For years now we’ve heard about the rising costs of college tuition, the student debt problem, and how minimum wage jobs don’t pay enough. Too many people are caught in the same Catch-22: unable to pay for more schooling with their current income and unable to earn more money without more schooling. Some blame greedy banks and greedy schools, libertarians blame government loans, and certainly there is more than one contributing factor to the problem. Unfortunately, not enough people talk about how our K-12 system deserves partial blame. Why do we spend twelve years and tens of thousands of public dollars to educate a single student only to tell that student to borrow tens of thousands more to get a job that pays well? Also, it’s not always a simple matter of going to a “good” school vs. a “bad” school; we need to rethink how we define “good” and “bad.”

Right now, we don’t always task our public schools with the job of preparing students for the workforce. Many simply see K-12 education as a way to prepare students for more education, be it at the college level, a trade school, or some other program such as Praxis. That’s not to say that public vocational schools don’t exist at all, but the vast majority of American public and private schools don’t qualify graduates to work for very high wages. According to the National Center for Education Statistics, people between the ages of 25 and 34 with no education beyond high school earned on average, around $30,000 a year in 2012. At 40 hours a week and 52 weeks a year, that’s $14.42 an hour.

The reason high paying jobs are high paying jobs is because they require training that a limited supply of people have. In order to get these jobs, people have to either work for the company at lower wages first to gain the necessary experience, or pay a third party such as a college or trade school to provide the necessary training. Low paying jobs are low-paying because the employer can easily train most people to do these jobs. Employers have little incentive to pay high wages for someone with specialized training if they can quickly train an unskilled laborer who will work for lower wages to do the same thing. One of the problems with our public school system is that most graduates leave school with the same basic skills and there aren’t enough opportunities for specialization. Few high school graduates are part of a “limited supply” of people with a specific skill set. If students had more opportunities to tailor their education to their interests and build a more specialized skill set, it would mean two things.
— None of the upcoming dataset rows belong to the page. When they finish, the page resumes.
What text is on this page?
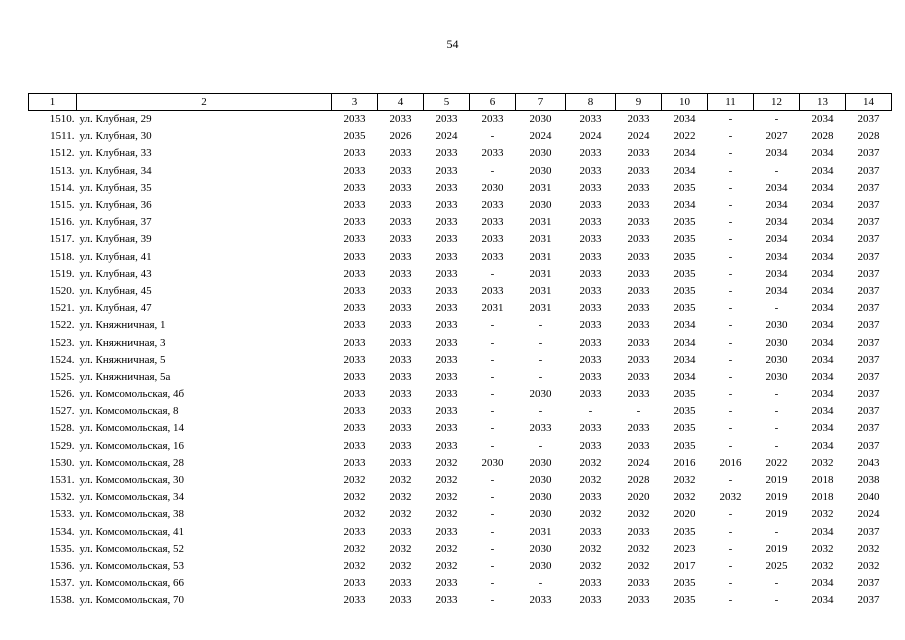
54
1	2	3	4	5	6	7	8	9	10	11	12	13	14
1510.	ул. Клубная, 29	2033	2033	2033	2033	2030	2033	2033	2034	-	-	2034	2037
1511.	ул. Клубная, 30	2035	2026	2024	-	2024	2024	2024	2022	-	2027	2028	2028
1512.	ул. Клубная, 33	2033	2033	2033	2033	2030	2033	2033	2034	-	2034	2034	2037
1513.	ул. Клубная, 34	2033	2033	2033	-	2030	2033	2033	2034	-	-	2034	2037
1514.	ул. Клубная, 35	2033	2033	2033	2030	2031	2033	2033	2035	-	2034	2034	2037
1515.	ул. Клубная, 36	2033	2033	2033	2033	2030	2033	2033	2034	-	2034	2034	2037
1516.	ул. Клубная, 37	2033	2033	2033	2033	2031	2033	2033	2035	-	2034	2034	2037
1517.	ул. Клубная, 39	2033	2033	2033	2033	2031	2033	2033	2035	-	2034	2034	2037
1518.	ул. Клубная, 41	2033	2033	2033	2033	2031	2033	2033	2035	-	2034	2034	2037
1519.	ул. Клубная, 43	2033	2033	2033	-	2031	2033	2033	2035	-	2034	2034	2037
1520.	ул. Клубная, 45	2033	2033	2033	2033	2031	2033	2033	2035	-	2034	2034	2037
1521.	ул. Клубная, 47	2033	2033	2033	2031	2031	2033	2033	2035	-	-	2034	2037
1522.	ул. Княжничная, 1	2033	2033	2033	-	-	2033	2033	2034	-	2030	2034	2037
1523.	ул. Княжничная, 3	2033	2033	2033	-	-	2033	2033	2034	-	2030	2034	2037
1524.	ул. Княжничная, 5	2033	2033	2033	-	-	2033	2033	2034	-	2030	2034	2037
1525.	ул. Княжничная, 5а	2033	2033	2033	-	-	2033	2033	2034	-	2030	2034	2037
1526.	ул. Комсомольская, 4б	2033	2033	2033	-	2030	2033	2033	2035	-	-	2034	2037
1527.	ул. Комсомольская, 8	2033	2033	2033	-	-	-	-	2035	-	-	2034	2037
1528.	ул. Комсомольская, 14	2033	2033	2033	-	2033	2033	2033	2035	-	-	2034	2037
1529.	ул. Комсомольская, 16	2033	2033	2033	-	-	2033	2033	2035	-	-	2034	2037
1530.	ул. Комсомольская, 28	2033	2033	2032	2030	2030	2032	2024	2016	2016	2022	2032	2043
1531.	ул. Комсомольская, 30	2032	2032	2032	-	2030	2032	2028	2032	-	2019	2018	2038
1532.	ул. Комсомольская, 34	2032	2032	2032	-	2030	2033	2020	2032	2032	2019	2018	2040
1533.	ул. Комсомольская, 38	2032	2032	2032	-	2030	2032	2032	2020	-	2019	2032	2024
1534.	ул. Комсомольская, 41	2033	2033	2033	-	2031	2033	2033	2035	-	-	2034	2037
1535.	ул. Комсомольская, 52	2032	2032	2032	-	2030	2032	2032	2023	-	2019	2032	2032
1536.	ул. Комсомольская, 53	2032	2032	2032	-	2030	2032	2032	2017	-	2025	2032	2032
1537.	ул. Комсомольская, 66	2033	2033	2033	-	-	2033	2033	2035	-	-	2034	2037
1538.	ул. Комсомольская, 70	2033	2033	2033	-	2033	2033	2033	2035	-	-	2034	2037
Students could pursue higher education without borrowing as much much money because they would be able to earn more money while pursuing a degree. If they chose to work for a while to to save up the necessary funds before starting school, it wouldn’t take as long to develop the surplus needed to afford higher education.

More people would stand a chance at earning a decent living without higher education if they didn’t think college was right for them.

One of the biggest differences between our K-12 education system and our higher education system is the concept of choice. When a student goes to college, the government gives grants and loans to help students go to their dream school, whether that dream school is public or private. A student can pick any public university in their state and still receive in-state tuition, even if it’s not the closest one to their home. At the K-12 level, the government gives you a neighborhood public school and has little interest in helping you if you believe that it’s not the right school for you. Giving students and their families more freedom to attend the school of their choice would give schools incentives to create specialized programs to help their graduates earn more money, just as colleges do. Go on a single college tour and I’ll bet you that college will tell you about all sorts of unique programs to attract students. What if our public K-12 schools went to the same lengths to push the field of education somewhere bigger and better than where it is now?

In our current system, the best public schools are in high income areas and those hurt most by the system are those that can’t afford to live in these areas or attend a private school. The ones who need higher paying jobs the most are the ones who pay the price for our inefficient schools. The issue of school choice is crucial to helping people escape poverty. Helping the poor to break the cycle of government welfare without going into crippling debt has to be a priority. Increased school choice would allow for students to have more specialized training when they graduate. It would give more students the opportunity to earn more money without a degree or while pursuing one. Most people like to have as much control over their own lives as possible. Shouldn’t that control be extended to something as important as schools?